Poole Harbour Fisheries
Dredging for shellfish in Poole Harbour has taken place for over 40 years. The fishery started as a small artisanal fishery for the common cockle (Cerastoderma edule) and then, with the introduction of the Manila clam (Ruditapes philippinarum) in the 1980s, there was increased investment and intensity of fishing effort which led to the development of new fishing methods.
The fishery started using hand-raking techniques which then developed into the use of mechanised dredges. The modern-day fishery uses the pump-scoop dredge system which consists of a mechanically operated dredge basket which utilises water jets to direct the flow of sediment through the dredge to increase efficiency. The Manila clam and common cockle are the main species harvested although other clam species including the American Hard-Shelled clam (Mercenaria mercenaria) and the native clam (Ruditapes decussatus) are also collected in smaller quantities.
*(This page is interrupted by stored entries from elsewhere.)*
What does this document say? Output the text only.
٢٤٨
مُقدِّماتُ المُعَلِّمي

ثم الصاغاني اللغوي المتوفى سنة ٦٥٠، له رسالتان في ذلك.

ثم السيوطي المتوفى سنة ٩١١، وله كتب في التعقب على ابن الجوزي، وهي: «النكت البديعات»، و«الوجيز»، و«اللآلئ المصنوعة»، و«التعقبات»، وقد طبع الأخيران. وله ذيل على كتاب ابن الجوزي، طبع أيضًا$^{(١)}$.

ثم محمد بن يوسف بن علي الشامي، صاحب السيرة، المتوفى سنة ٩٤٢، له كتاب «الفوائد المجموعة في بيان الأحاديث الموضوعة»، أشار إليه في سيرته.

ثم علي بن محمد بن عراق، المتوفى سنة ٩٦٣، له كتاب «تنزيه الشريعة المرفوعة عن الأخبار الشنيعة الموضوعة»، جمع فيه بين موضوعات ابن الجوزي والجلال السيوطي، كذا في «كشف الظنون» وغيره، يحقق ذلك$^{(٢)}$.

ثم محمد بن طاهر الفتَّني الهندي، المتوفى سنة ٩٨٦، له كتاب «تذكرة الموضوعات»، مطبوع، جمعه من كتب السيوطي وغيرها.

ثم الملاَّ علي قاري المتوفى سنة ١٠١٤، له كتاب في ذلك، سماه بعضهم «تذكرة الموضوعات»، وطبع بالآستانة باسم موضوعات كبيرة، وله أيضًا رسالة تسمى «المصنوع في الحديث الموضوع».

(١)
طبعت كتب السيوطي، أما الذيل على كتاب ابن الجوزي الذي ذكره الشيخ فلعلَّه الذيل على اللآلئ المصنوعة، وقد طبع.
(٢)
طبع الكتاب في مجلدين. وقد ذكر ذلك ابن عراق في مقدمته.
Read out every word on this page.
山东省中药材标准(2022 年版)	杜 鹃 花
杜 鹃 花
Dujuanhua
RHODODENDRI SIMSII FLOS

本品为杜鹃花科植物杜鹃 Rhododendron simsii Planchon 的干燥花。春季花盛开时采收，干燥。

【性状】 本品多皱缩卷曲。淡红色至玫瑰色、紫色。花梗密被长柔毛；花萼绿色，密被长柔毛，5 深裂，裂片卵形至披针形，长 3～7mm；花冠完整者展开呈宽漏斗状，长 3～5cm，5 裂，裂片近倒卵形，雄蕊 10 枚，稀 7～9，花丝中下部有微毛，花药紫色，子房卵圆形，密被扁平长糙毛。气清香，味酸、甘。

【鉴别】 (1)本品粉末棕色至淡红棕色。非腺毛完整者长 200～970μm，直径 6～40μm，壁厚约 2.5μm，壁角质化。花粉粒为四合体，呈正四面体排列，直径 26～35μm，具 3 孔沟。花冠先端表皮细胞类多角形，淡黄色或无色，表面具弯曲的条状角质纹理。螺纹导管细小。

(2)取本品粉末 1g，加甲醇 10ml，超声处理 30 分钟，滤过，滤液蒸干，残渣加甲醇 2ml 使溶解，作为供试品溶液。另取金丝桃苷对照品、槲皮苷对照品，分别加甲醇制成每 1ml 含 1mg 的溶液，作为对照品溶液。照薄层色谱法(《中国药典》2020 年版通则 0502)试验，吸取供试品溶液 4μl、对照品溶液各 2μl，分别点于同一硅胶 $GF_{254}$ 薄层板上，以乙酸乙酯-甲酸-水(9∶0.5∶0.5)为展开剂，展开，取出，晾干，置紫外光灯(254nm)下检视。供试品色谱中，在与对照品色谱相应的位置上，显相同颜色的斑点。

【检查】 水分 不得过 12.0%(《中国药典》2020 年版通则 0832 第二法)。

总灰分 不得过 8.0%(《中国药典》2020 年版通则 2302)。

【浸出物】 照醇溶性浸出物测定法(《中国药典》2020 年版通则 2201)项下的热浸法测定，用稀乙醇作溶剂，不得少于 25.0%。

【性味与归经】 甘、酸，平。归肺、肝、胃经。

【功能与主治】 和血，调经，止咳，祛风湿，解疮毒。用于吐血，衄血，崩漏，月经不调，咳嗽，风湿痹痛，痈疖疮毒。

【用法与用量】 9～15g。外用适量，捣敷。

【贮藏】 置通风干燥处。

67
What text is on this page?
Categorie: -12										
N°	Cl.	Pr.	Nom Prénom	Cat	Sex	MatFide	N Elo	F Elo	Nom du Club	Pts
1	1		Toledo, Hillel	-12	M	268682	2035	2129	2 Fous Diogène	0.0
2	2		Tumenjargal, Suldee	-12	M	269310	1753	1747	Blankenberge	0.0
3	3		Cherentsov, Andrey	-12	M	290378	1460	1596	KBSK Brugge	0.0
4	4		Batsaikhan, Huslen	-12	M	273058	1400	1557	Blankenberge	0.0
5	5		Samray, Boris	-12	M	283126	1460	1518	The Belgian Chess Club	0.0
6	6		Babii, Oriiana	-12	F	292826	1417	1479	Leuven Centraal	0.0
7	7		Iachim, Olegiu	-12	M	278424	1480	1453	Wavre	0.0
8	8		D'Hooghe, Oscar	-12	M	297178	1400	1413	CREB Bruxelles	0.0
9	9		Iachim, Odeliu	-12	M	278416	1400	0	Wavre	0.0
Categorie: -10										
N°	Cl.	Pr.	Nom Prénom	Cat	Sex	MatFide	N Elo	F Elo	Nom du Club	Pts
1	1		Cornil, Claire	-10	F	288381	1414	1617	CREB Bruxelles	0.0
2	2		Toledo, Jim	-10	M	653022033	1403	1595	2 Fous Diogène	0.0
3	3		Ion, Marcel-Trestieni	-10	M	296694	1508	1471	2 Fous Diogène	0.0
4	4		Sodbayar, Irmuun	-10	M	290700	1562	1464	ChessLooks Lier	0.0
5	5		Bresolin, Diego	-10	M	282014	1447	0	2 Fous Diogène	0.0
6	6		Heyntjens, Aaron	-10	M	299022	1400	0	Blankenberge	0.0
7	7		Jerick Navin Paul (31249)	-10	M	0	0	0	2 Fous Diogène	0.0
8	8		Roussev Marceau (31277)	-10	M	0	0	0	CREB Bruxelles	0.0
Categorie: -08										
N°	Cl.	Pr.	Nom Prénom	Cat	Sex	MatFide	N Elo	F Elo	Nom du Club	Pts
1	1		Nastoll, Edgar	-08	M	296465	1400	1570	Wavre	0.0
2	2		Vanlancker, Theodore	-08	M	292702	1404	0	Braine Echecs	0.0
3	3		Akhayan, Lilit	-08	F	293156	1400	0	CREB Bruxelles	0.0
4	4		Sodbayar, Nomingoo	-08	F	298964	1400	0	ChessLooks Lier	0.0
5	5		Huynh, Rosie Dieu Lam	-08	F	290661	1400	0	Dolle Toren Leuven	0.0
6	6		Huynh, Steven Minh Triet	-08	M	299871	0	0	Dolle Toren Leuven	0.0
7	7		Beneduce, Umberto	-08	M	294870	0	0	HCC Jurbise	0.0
The fishery was originally managed under The Poole Fishery Order 1985, a hybrid several and regulating order, which managed both the wild fishery for clam species and aquaculture within Poole Harbour. This introduced a licencing system for fishing for clams using the pump-scoop dredge but this did not extend to the use of this fishing gear for other species.
On 1 st July 2015, the Poole Harbour Dredge Permit Byelaw was introduced to replace the Fishery Order and manage the wild dredge fishery for shellfish. The byelaw requires a permit to use a pump-scoop dredge within Poole Harbour and therefore manages the direct use of the fishing gear rather than a particular species, bringing together fishing for multiple species under a single management measure.
Up to 45 permits are taken out each year. In 2021, 217 tonnes of Manila clam were landed into Poole Harbour. In addition, 32 tonnes of Cockles and 13 tonnes of American Hard Shell Clam were also landed here.
Permits are issued annually and, currently, 45 permits are issued each year. All vessels in the fishery are less than 9m in length and are small open vessels which carry out day fishing trips during periods of high water. The byelaw regulates a number of areas of the fishing operation including;
- Catch restrictions and reporting
- Gear types
- Gear construction and restrictions
- Spatial and temporal restrictions
- The fitting of specified equipment to vessels
The fishery is seasonal, running from 25 th May to 23 rd December each year. Outside of the season all dredge equipment must be removed from vessels. There are also additional seasonal restrictions on accessing certain areas within the Harbour which are identified as being important for national and international overwintering bird species.
The fishery operates within the boundary of the Poole Harbour Special Protection Area (SPA), Site of Special Scientific Interest (SSSI) and Ramsar Site. The management for the fishery was developed in close consultation with Natural England and other organisations to ensure that the fishing methods are compatible with the conservation objectives of the site.
The value of the fishery and quantities of the main commercial species landed is monitored each year through the submission of catch data. For the 2019-2020 season a total of 277. 2 tonne of Manila clam, 79.8 tonne of common cockle and 21.5 tonne of other bivalve species were landed by the 45 participants in the fishery. The value of the fishery for 2019-2020 is estimated at between £1,333,159.60 and £1,764,325.80 based on the fluctuating value per kg of individual species landed throughout the season.